Determine the mass of carbon monoxide that is produced when 45.6 g of methane CH4 react with 73.2 g of oxygen gas, O2. The products are CO and H2O. Please check my work:
CH4 + 3O2 ---> 2CO + 2H20
nCH4=2.84 mol nO2=4.58 mol
Limiting Reactant:
1 mol CH4/2.84 mol CH4 = 3 mol O2/X O2 mol
xO2=8.52 mol
nCO=8.52 mol
mCO=nXM
=238.65 grams
To determine the mass of carbon monoxide (CO) produced, you first need to find the limiting reactant. The limiting reactant is the reactant that is completely consumed, determining the maximum amount of product that can be formed.
From your balanced equation, the stoichiometric ratio between methane (CH4) and oxygen gas (O2) is 1:3. This means that for every 1 mole of methane, you need 3 moles of oxygen gas to react.
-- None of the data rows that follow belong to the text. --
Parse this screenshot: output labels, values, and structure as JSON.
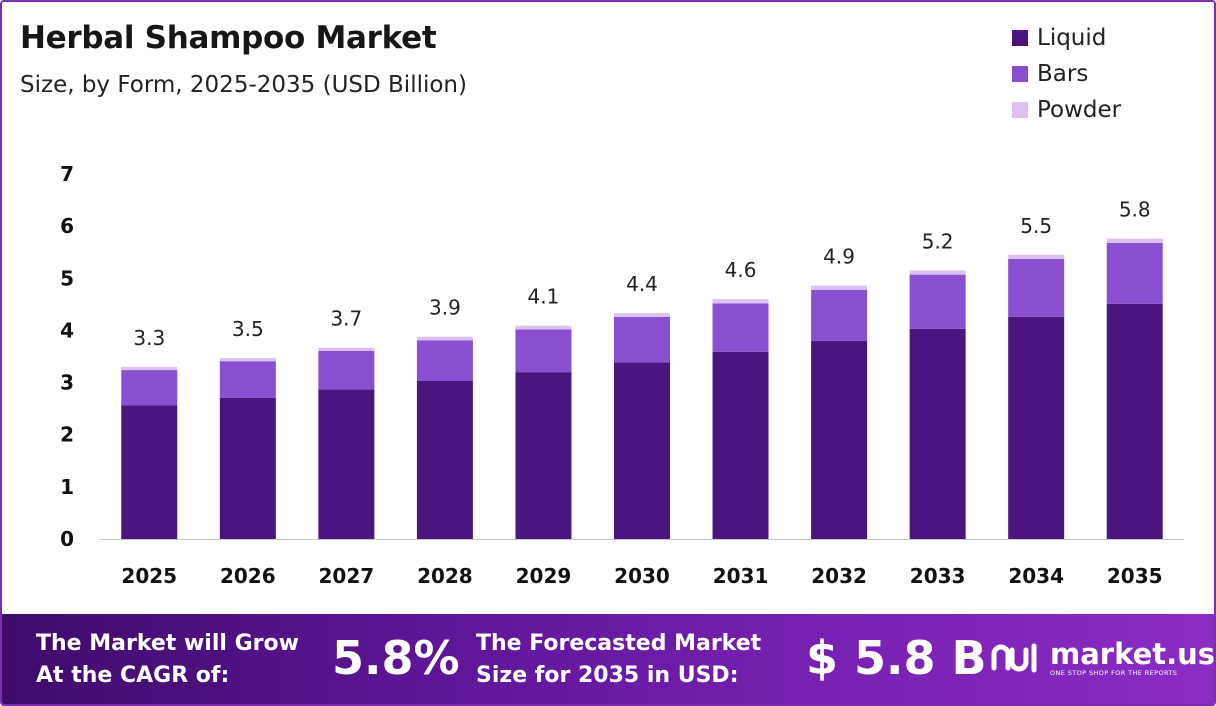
{
  "title": "Herbal Shampoo Market",
  "subtitle": "Size, by Form, 2025-2035 (USD Billion)",
  "legend": [
    {
      "name": "Liquid",
      "color": "#4b1580"
    },
    {
      "name": "Bars",
      "color": "#8a4fd0"
    },
    {
      "name": "Powder",
      "color": "#dcc0f0"
    }
  ],
  "chart_data": {
    "type": "bar",
    "stacked": true,
    "categories": [
      "2025",
      "2026",
      "2027",
      "2028",
      "2029",
      "2030",
      "2031",
      "2032",
      "2033",
      "2034",
      "2035"
    ],
    "series": [
      {
        "name": "Liquid",
        "color": "#4b1580",
        "values": [
          2.56,
          2.71,
          2.87,
          3.03,
          3.2,
          3.39,
          3.59,
          3.8,
          4.03,
          4.26,
          4.51
        ]
      },
      {
        "name": "Bars",
        "color": "#8a4fd0",
        "values": [
          0.68,
          0.7,
          0.74,
          0.78,
          0.82,
          0.87,
          0.93,
          0.98,
          1.04,
          1.11,
          1.17
        ]
      },
      {
        "name": "Powder",
        "color": "#dcc0f0",
        "values": [
          0.06,
          0.06,
          0.06,
          0.07,
          0.07,
          0.07,
          0.08,
          0.08,
          0.08,
          0.08,
          0.08
        ]
      }
    ],
    "totals_labels": [
      "3.3",
      "3.5",
      "3.7",
      "3.9",
      "4.1",
      "4.4",
      "4.6",
      "4.9",
      "5.2",
      "5.5",
      "5.8"
    ],
    "yticks": [
      0,
      1,
      2,
      3,
      4,
      5,
      6,
      7
    ],
    "ylim": [
      0,
      7
    ],
    "grid": false,
    "legend_position": "top-right"
  },
  "footer": {
    "cagr_text_line1": "The Market will Grow",
    "cagr_text_line2": "At the CAGR of:",
    "cagr_value": "5.8%",
    "size_text_line1": "The Forecasted Market",
    "size_text_line2": "Size for 2035 in USD:",
    "size_value": "$ 5.8 B",
    "logo_name": "market.us",
    "logo_tagline": "ONE STOP SHOP FOR THE REPORTS"
  }
}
Calculating the number of moles of each reactant:
Mass of CH4 = 45.6 g
Molar mass of CH4 = 12.01 g/mol (carbon) + 4(1.01 g/mol) (hydrogen) = 16.05 g/mol
nCH4 = massCH4 / molar massCH4
nCH4 = 45.6 g / 16.05 g/mol
nCH4 = 2.840 mol (rounded to three decimal places)
Mass of O2 = 73.2 g
Molar mass of O2 = 2(16.00 g/mol) = 32.00 g/mol
nO2 = massO2 / molar massO2
nO2 = 73.2 g / 32.00 g/mol
nO2 = 2.289 mol (rounded to three decimal places)
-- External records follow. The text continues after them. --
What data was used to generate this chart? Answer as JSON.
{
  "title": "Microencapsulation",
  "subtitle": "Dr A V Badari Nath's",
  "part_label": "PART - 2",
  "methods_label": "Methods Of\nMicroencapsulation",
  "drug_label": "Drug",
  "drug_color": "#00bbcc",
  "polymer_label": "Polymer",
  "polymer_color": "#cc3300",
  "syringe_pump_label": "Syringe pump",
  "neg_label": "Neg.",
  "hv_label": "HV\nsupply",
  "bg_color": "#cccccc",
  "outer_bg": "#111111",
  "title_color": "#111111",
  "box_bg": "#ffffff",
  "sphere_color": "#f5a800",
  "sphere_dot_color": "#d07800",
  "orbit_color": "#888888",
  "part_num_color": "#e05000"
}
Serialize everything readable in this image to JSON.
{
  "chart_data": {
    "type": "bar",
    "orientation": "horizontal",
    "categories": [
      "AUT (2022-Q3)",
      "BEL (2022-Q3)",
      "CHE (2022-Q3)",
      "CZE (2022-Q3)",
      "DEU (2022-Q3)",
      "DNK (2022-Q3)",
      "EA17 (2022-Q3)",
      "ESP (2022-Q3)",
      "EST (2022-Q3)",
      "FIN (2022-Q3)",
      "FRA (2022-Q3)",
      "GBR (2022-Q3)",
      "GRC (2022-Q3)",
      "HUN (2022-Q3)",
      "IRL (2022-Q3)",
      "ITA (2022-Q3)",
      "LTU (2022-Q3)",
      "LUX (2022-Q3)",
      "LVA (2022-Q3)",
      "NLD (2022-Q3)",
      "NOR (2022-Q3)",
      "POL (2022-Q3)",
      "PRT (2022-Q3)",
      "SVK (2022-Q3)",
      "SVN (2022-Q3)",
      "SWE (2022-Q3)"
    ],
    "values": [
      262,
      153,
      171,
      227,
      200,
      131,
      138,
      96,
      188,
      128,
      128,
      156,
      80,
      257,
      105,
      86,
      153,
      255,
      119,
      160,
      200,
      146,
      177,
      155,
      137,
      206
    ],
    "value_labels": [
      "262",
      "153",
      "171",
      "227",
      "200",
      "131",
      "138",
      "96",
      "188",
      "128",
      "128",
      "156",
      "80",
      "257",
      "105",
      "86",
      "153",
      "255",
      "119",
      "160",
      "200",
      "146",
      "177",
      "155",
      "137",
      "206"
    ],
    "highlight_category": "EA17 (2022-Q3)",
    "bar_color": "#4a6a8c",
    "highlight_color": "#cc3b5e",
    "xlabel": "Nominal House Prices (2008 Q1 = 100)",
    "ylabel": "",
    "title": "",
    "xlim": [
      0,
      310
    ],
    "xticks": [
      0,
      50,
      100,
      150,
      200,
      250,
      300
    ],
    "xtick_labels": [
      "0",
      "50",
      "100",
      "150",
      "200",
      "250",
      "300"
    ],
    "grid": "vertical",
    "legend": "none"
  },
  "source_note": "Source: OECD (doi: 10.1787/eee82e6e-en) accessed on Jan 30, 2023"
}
From the stoichiometry of the balanced equation, you can see that 1 mole of CH4 reacts with 3 moles of O2 to produce 2 moles of CO. Thus, you can determine the number of moles of CO that can be produced from the given limiting reactant, which is oxygen gas.
nO2 = 2.289 mol
nCO = (2/3) * nO2
nCO = (2/3) * 2.289 mol
nCO = 1.526 mol (rounded to three decimal places)
Now, to calculate the mass of CO produced, you need to multiply the number of moles of CO by its molar mass.
Molar mass of CO = 12.01 g/mol (carbon) + 16.00 g/mol (oxygen) = 28.01 g/mol
mCO = nCO * molar massCO
mCO = 1.526 mol * 28.01 g/mol
mCO = 42.78 g (rounded to two decimal places)
Therefore, the mass of carbon monoxide (CO) produced when 45.6 g of methane and 73.2 g of oxygen gas react is approximately 42.78 g.